How do you see the Venezuelan government in the year 2015, when chavismo will have to lead with oil near $60 per barrel?
At the time of me writing this response, the price of a barrel of Venezuelan oil is $47. In my year-end message to Venezuelans, I made reference to the difficult social, political and economic situation that we would face in 2015. 2014 ended with inflation figures near 70% and with scarcity levels near 30%. This is how the year begins.
Today, the matter of scarcity is particularly grave. Venezuelans, without any distinction between social class or ideological preference, are forced to line up under sun and rain to find the most basic products. It’s outrageous to see mothers with children in their arms begging for a pack of diapers. Sometimes, the lines are useless because you can’t find what you’re looking for, and if you do find it, it’s rationed to one or two packs per mother. The same goes for sanitary pads and medicine, where the scarcity level nears the 70% mark according to the pharmaceutical union along with food such as chicken, eggs, cooking oil, coffee, home cleaning and personal hygiene products.
Despite this situation, my invitation to all Venezuelans is to see opportunity in this adversity. An opportunity for change. The first step is to find a common cause to share between all of us, or at least a great majority of Venezuelans.

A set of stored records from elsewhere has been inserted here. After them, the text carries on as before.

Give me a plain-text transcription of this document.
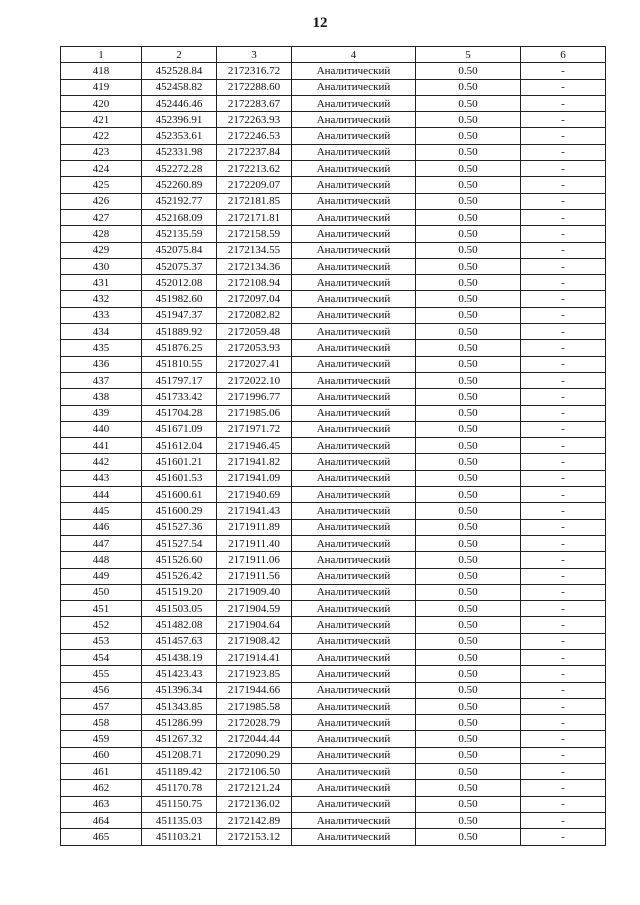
12
1	2	3	4	5	6
418	452528.84	2172316.72	Аналитический	0.50	-
419	452458.82	2172288.60	Аналитический	0.50	-
420	452446.46	2172283.67	Аналитический	0.50	-
421	452396.91	2172263.93	Аналитический	0.50	-
422	452353.61	2172246.53	Аналитический	0.50	-
423	452331.98	2172237.84	Аналитический	0.50	-
424	452272.28	2172213.62	Аналитический	0.50	-
425	452260.89	2172209.07	Аналитический	0.50	-
426	452192.77	2172181.85	Аналитический	0.50	-
427	452168.09	2172171.81	Аналитический	0.50	-
428	452135.59	2172158.59	Аналитический	0.50	-
429	452075.84	2172134.55	Аналитический	0.50	-
430	452075.37	2172134.36	Аналитический	0.50	-
431	452012.08	2172108.94	Аналитический	0.50	-
432	451982.60	2172097.04	Аналитический	0.50	-
433	451947.37	2172082.82	Аналитический	0.50	-
434	451889.92	2172059.48	Аналитический	0.50	-
435	451876.25	2172053.93	Аналитический	0.50	-
436	451810.55	2172027.41	Аналитический	0.50	-
437	451797.17	2172022.10	Аналитический	0.50	-
438	451733.42	2171996.77	Аналитический	0.50	-
439	451704.28	2171985.06	Аналитический	0.50	-
440	451671.09	2171971.72	Аналитический	0.50	-
441	451612.04	2171946.45	Аналитический	0.50	-
442	451601.21	2171941.82	Аналитический	0.50	-
443	451601.53	2171941.09	Аналитический	0.50	-
444	451600.61	2171940.69	Аналитический	0.50	-
445	451600.29	2171941.43	Аналитический	0.50	-
446	451527.36	2171911.89	Аналитический	0.50	-
447	451527.54	2171911.40	Аналитический	0.50	-
448	451526.60	2171911.06	Аналитический	0.50	-
449	451526.42	2171911.56	Аналитический	0.50	-
450	451519.20	2171909.40	Аналитический	0.50	-
451	451503.05	2171904.59	Аналитический	0.50	-
452	451482.08	2171904.64	Аналитический	0.50	-
453	451457.63	2171908.42	Аналитический	0.50	-
454	451438.19	2171914.41	Аналитический	0.50	-
455	451423.43	2171923.85	Аналитический	0.50	-
456	451396.34	2171944.66	Аналитический	0.50	-
457	451343.85	2171985.58	Аналитический	0.50	-
458	451286.99	2172028.79	Аналитический	0.50	-
459	451267.32	2172044.44	Аналитический	0.50	-
460	451208.71	2172090.29	Аналитический	0.50	-
461	451189.42	2172106.50	Аналитический	0.50	-
462	451170.78	2172121.24	Аналитический	0.50	-
463	451150.75	2172136.02	Аналитический	0.50	-
464	451135.03	2172142.89	Аналитический	0.50	-
465	451103.21	2172153.12	Аналитический	0.50	-
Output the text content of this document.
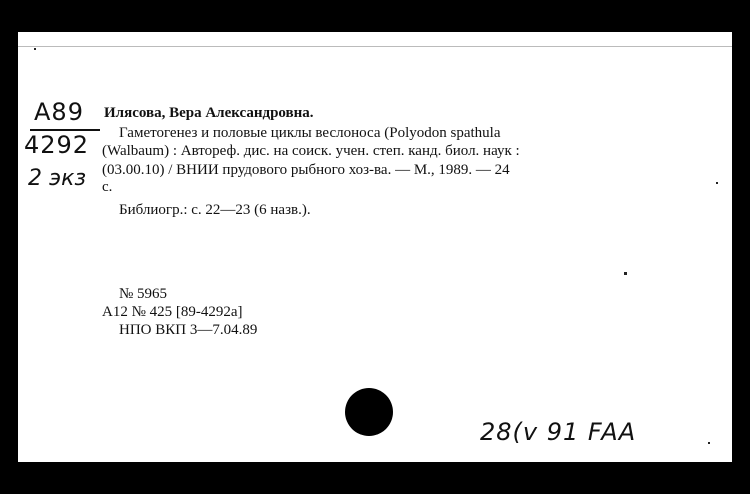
А89
4292
2 экз
Илясова, Вера Александровна.
Гаметогенез и половые циклы веслоноса (Polyodon spathula
(Walbaum) : Автореф. дис. на соиск. учен. степ. канд. биол. наук :
(03.00.10) / ВНИИ прудового рыбного хоз-ва. — М., 1989. — 24
с.
Библиогр.: с. 22—23 (6 назв.).
№ 5965
А12 № 425 [89-4292а]
НПО ВКП 3—7.04.89
28(v 91 FAA
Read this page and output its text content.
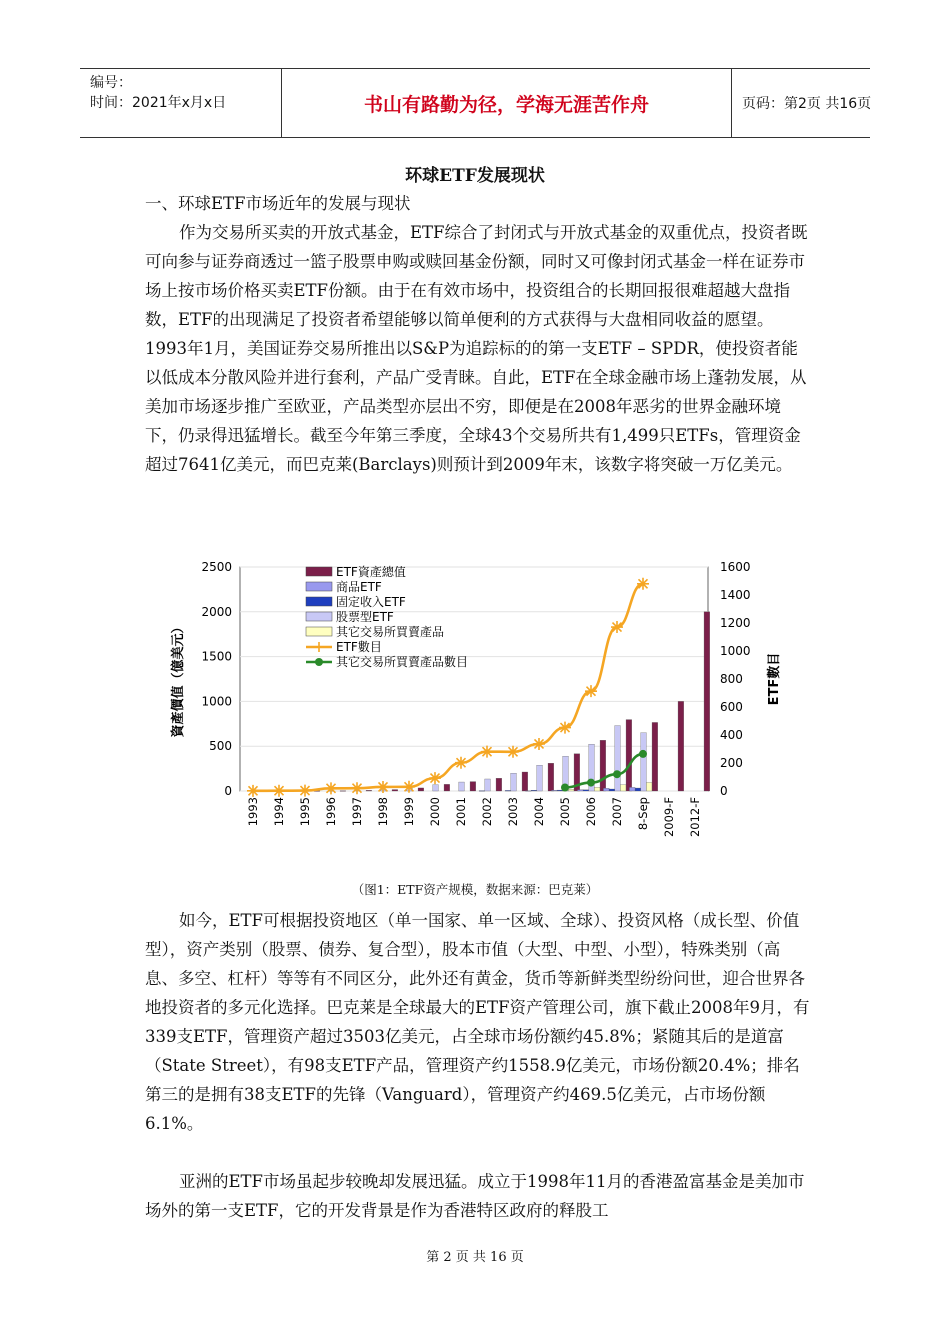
编号：
时间：2021年x月x日	书山有路勤为径，学海无涯苦作舟	页码：第2页 共16页
环球ETF发展现状
一、环球ETF市场近年的发展与现状
作为交易所买卖的开放式基金，ETF综合了封闭式与开放式基金的双重优点，投资者既可向参与证券商透过一篮子股票申购或赎回基金份额，同时又可像封闭式基金一样在证券市场上按市场价格买卖ETF份额。由于在有效市场中，投资组合的长期回报很难超越大盘指数，ETF的出现满足了投资者希望能够以简单便利的方式获得与大盘相同收益的愿望。1993年1月，美国证券交易所推出以S&P为追踪标的的第一支ETF – SPDR，使投资者能以低成本分散风险并进行套利，产品广受青睐。自此，ETF在全球金融市场上蓬勃发展，从美加市场逐步推广至欧亚，产品类型亦层出不穷，即便是在2008年恶劣的世界金融环境下，仍录得迅猛增长。截至今年第三季度，全球43个交易所共有1,499只ETFs，管理资金超过7641亿美元，而巴克莱(Barclays)则预计到2009年末，该数字将突破一万亿美元。
0
500
1000
1500
2000
2500
0
200
400
600
800
1000
1200
1400
1600
1993 1994 1995 1996 1997 1998 1999 2000 2001 2002 2003 2004 2005 2006 2007 8-Sep 2009-F 2012-F
資產價值（億美元）	ETF數目
ETF資產總值
商品ETF
固定收入ETF
股票型ETF
其它交易所買賣產品
ETF數目
其它交易所買賣產品數目
（图1：ETF资产规模，数据来源：巴克莱）
如今，ETF可根据投资地区（单一国家、单一区域、全球）、投资风格（成长型、价值型），资产类别（股票、债券、复合型），股本市值（大型、中型、小型），特殊类别（高息、多空、杠杆）等等有不同区分，此外还有黄金，货币等新鲜类型纷纷问世，迎合世界各地投资者的多元化选择。巴克莱是全球最大的ETF资产管理公司，旗下截止2008年9月，有339支ETF，管理资产超过3503亿美元，占全球市场份额约45.8%；紧随其后的是道富（State Street），有98支ETF产品，管理资产约1558.9亿美元，市场份额20.4%；排名第三的是拥有38支ETF的先锋（Vanguard），管理资产约469.5亿美元，占市场份额6.1%。
亚洲的ETF市场虽起步较晚却发展迅猛。成立于1998年11月的香港盈富基金是美加市场外的第一支ETF，它的开发背景是作为香港特区政府的释股工
第 2 页 共 16 页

I am convinced that this common cause is the right to exercise the rights which belong to us all. If our rights and their safeguarding were the priority of the Venezuelan state, we would be living in a democratic, prosperous country today, full of opportunity. Between the Venezuela we want and the Venezuela of today there is an obstacle: an group of corrupt and repressive elites of no more than 100 people who have kidnapped our institutions and put an end to the rule of law, and replaced it with a rule of criminals. Change depends on our ability to organize ourselves, unite, and mobilize politically.

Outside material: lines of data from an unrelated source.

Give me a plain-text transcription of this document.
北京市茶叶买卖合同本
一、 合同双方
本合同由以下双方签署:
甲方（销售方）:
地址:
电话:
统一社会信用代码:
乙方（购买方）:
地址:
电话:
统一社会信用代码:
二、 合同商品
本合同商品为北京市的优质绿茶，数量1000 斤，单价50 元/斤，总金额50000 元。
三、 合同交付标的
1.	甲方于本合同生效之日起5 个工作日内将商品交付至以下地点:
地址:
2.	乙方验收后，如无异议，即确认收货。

Your wife and the opposition have denounced a number of irregularities in your trial. What are you hoping will happen?
The government’s attempt to take me out of the picture is not new. President Chavez barred me from holding office me six years ago in 2008 when I was about to be elected mayor of Caracas, and now in 2014 when that order is about to expire, Maduro ordered my arrest. It’s been 10 years of constant persecution that has manifested itself in dozens of cases before the state, three homicide attempts which were never resolved, two orders barring me from holding office that remained in place even though the Interamerican Court of Human Rights ruled in my favour, and now this arrest and an absurd, unjust trial against my speech and my ideas.
The reason for this persecution can be summed up in one word: fear. Fear of our ideas for change, fear of a voice and a different proposal from that of the failed, erroneously-called socialism of the 21st century.
What do I hope will happen? Of course, I want to be freed. As I’ve said many times before, I haven’t set any timetables. I know I will be free. One of the first books I read when I got to Ramo Verde was the experience of a Vietnamese cardinal named Van Thuan, who was arrested by the communist regime after being accused of being part of a “conspiracy between the Vatican and the imperialists to organize a fight against the communist government”. He was summoned to the Presidential Palace were he was arrested on August 15, 1975. He was persecuted and incarcerated for 10 years. The cardinal talked about how the prisoner’s primary frustration is thinking every day that he’s about to be released, and when that doesn’t happen he feels disappointed. Facing his reality, he talked about how he found strength and stability on the one hand in his relationship with God, and on the other by living each day to the fullest, preparing himself more and more.
I know that I will be freed, and when I am I will be stronger spiritually, mentally and physically. I will be released, stronger and without resentfulness. Hate and bitterness are what have bogged our country down. We will continue forward with our dream, none other than reaching a better Venezuela, a Venezuela of peace, well-being and progress.
You and other sectors of the opposition have said that in Venezuela there is no separation of powers, that the justice system operates beneath the executive. If this is true, then why did you surrender to the authorities in February 18 when they accused you of causing the protests that started on February 12?
I’m under arrest because of a decision made by a dictatorship. A decision Maduro and his accomplices, who threatened to throw me in jail no fewer than 20 times on national television since 2013. When the order to arrest me came, I had three options: flee the country (which I never considered), go into hiding or hand myself over to the unjust justice. I chose the third option.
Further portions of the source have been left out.